Mein Herz setzte für einen Moment aus.

So ein Mist, er hat mich.

Len zog mich zu sich heran und umschlang mich fest mit seinen Armen. Seine Wange lag auf meinem Kopf und als er sprach, strich sein Atem leicht über meine Haare.

"Tut mir leid. Ich will wirklich nicht, dass wir uns jetzt auch noch streiten. Ich weiß nur nicht, wie ich mit der Situation umgehen soll." Er seufzte schwer und ich drückte mich enger an ihn. "In meinem Kopf gibt es diesen Platz, wo für mich der Verantwortliche für das Ganze stehen sollte. Leider ist dieser Platz noch leer und ich versuche mit aller Kraft den Schuldigen zu finden, auch wenn er nicht annähernd im meiner Reichweite ist."

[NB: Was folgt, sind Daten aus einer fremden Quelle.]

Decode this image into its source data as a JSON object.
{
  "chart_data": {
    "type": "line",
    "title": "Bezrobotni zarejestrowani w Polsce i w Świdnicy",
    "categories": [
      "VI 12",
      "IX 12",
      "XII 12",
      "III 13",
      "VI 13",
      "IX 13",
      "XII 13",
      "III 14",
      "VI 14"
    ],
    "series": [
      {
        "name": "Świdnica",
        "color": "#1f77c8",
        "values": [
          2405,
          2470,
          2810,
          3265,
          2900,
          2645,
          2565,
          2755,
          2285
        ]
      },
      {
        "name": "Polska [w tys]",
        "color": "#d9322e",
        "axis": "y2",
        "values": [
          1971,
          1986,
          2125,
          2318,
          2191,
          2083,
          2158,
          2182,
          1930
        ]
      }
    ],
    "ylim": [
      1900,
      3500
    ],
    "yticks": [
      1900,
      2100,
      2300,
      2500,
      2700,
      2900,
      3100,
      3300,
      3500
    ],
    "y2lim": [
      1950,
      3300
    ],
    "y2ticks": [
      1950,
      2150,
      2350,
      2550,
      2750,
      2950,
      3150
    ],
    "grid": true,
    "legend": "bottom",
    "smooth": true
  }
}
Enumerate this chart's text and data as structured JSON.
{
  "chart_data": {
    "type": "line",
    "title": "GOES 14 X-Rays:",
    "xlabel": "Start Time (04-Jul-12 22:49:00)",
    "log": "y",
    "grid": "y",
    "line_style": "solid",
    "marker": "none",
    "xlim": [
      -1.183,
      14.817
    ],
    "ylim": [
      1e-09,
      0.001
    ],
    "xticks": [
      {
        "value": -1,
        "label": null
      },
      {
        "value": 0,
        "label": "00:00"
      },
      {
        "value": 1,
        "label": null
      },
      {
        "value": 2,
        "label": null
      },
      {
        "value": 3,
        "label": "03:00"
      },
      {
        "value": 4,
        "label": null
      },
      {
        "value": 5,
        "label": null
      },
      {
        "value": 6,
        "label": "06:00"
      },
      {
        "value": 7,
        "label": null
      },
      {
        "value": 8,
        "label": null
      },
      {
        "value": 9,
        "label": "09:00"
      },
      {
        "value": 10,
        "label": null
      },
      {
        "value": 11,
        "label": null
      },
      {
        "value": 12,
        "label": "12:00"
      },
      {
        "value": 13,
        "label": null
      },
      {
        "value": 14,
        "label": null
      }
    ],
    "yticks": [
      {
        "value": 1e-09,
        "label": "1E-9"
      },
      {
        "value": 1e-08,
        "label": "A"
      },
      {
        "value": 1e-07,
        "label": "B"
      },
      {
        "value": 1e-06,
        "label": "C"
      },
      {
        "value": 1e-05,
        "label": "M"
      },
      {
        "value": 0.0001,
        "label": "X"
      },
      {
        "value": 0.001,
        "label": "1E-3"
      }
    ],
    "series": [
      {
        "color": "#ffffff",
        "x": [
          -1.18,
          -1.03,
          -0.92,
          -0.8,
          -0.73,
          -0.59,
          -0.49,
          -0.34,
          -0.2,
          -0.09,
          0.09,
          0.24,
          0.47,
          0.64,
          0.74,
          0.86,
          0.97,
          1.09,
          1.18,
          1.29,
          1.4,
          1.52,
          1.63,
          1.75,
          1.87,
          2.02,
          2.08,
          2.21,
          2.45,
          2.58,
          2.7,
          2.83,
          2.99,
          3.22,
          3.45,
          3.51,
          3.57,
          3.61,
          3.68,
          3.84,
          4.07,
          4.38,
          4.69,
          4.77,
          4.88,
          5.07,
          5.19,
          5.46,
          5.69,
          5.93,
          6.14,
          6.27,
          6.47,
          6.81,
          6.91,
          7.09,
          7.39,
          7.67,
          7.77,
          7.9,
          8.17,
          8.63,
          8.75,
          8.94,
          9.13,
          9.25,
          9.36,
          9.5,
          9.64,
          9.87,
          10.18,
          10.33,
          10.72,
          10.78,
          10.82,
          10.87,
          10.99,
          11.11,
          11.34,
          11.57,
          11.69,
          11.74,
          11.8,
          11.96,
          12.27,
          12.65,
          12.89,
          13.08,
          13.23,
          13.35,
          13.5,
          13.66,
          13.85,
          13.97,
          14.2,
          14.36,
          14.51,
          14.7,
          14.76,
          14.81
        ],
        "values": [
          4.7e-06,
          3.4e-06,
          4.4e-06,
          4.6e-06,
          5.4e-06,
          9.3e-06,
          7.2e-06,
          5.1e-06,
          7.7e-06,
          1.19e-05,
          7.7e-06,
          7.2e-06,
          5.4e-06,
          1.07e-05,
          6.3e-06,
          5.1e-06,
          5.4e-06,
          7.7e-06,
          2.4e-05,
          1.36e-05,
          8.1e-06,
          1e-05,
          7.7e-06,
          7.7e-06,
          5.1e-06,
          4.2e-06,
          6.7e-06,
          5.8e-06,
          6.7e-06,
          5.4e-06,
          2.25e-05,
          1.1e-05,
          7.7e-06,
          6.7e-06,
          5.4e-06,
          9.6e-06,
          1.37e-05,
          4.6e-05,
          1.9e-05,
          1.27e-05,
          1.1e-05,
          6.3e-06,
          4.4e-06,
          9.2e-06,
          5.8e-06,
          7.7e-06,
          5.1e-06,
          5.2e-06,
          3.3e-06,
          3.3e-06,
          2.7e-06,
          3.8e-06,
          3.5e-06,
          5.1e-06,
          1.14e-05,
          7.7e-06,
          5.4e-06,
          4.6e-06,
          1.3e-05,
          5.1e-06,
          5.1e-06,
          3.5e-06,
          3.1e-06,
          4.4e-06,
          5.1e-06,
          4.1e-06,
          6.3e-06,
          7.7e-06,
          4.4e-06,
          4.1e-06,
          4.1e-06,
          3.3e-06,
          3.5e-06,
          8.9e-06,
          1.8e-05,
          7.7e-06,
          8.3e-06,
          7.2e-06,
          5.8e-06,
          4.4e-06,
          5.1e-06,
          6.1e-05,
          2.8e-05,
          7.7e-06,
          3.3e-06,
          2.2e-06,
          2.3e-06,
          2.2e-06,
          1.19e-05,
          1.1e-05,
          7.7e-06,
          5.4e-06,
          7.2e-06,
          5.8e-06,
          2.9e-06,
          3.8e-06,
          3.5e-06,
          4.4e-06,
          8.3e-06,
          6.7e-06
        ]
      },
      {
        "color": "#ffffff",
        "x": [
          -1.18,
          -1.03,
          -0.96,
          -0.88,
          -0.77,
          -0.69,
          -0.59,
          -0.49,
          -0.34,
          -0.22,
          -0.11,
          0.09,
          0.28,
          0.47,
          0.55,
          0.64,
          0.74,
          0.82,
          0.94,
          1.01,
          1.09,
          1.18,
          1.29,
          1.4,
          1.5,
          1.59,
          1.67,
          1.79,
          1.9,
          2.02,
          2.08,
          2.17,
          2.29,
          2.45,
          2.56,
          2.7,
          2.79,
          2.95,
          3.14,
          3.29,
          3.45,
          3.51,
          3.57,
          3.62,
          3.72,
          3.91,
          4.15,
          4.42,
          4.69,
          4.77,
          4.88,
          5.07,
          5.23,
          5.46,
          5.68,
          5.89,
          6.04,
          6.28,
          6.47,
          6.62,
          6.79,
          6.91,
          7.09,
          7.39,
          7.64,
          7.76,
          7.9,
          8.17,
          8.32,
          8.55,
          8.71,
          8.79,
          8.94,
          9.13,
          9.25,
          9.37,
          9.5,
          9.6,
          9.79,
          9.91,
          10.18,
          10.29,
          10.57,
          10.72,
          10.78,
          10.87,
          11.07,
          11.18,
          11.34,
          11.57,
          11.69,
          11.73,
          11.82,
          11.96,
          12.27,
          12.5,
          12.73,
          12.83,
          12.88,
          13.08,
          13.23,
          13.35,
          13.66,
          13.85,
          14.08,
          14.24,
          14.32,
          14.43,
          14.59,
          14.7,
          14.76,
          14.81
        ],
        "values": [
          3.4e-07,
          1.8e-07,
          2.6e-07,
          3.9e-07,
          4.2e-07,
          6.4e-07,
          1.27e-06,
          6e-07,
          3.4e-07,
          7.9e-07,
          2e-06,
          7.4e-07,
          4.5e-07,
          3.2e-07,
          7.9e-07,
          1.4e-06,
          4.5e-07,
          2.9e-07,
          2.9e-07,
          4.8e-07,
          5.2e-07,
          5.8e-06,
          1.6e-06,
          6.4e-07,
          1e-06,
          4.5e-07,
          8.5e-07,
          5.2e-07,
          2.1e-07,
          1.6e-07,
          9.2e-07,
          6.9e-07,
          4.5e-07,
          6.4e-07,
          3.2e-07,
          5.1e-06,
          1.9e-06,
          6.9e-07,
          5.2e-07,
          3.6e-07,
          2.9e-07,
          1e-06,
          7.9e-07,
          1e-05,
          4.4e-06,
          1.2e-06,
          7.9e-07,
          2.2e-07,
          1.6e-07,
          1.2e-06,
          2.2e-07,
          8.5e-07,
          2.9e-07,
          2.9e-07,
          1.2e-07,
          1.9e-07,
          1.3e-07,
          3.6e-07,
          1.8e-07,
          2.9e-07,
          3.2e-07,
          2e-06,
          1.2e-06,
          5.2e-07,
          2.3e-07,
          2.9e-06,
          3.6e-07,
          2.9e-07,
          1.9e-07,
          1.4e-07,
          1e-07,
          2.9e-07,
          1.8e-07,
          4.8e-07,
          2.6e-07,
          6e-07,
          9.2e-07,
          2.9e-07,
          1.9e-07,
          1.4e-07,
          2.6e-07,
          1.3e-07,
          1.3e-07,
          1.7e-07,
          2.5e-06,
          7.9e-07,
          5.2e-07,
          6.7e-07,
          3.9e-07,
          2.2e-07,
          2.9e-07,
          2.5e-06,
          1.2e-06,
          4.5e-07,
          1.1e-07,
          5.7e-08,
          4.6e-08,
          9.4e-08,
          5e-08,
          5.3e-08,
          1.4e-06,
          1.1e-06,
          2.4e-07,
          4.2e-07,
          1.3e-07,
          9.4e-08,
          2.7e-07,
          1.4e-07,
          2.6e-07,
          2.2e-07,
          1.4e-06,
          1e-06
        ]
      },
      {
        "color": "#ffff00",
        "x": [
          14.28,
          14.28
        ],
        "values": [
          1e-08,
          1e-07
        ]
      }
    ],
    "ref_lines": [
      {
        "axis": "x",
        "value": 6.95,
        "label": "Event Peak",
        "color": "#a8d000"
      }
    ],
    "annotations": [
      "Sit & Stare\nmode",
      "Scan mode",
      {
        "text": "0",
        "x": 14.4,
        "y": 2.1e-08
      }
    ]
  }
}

"Dann hör auf, dir über Larsson Gedanken zu machen.", sagte ich leise gegen seine Brust und spürte, wie er nickte. Wir schwiegen eine Weile.

"Len", flüsterte ich dann.

"Ja?"

"Ich habe Angst."

"Ich auch, Sarina." Er küsste mich auf den Scheitel. "Ich auch."

◆◇◆◇◆◇◆◇◆◇◆

Eine halbe Stunde später kramte ich zwischen Heftern, Notizzetteln und Schulbüchern nach meinem Handy. Ich hatte Len versprochen, Nevis, der nicht in seinem Zimmer war, anzurufen, damit wir das Gespräch so schnell wie möglich hinter uns bringen konnten.

Leider konnte ich mein Telefon nicht finden.

Fluchend wühlte ich in dem unordentlichen Haufen auf meinem Schreibtisch und fand es letztendlich eingeklemmt zwischen meinem Fabelkundebuch und dem Schuhkarton meiner Ballschuhe vom Vorabend.

Mit flinken Finger zog ich es hervor und wählte die Nummer des Eiskönigs.

"Hallo?"

"Nevis, wo bist du?", fragte ich augenblicklich und warf ein paar zerknüllte Papierbälle in den ohnehin schon überfüllten Papierkorb, sodass sie gleich nach dem Aufprall zurück auf den Boden flogen. Entnervt verdrehte ich die Augen und ließ mich auf meinen Schreibtischstuhl fallen.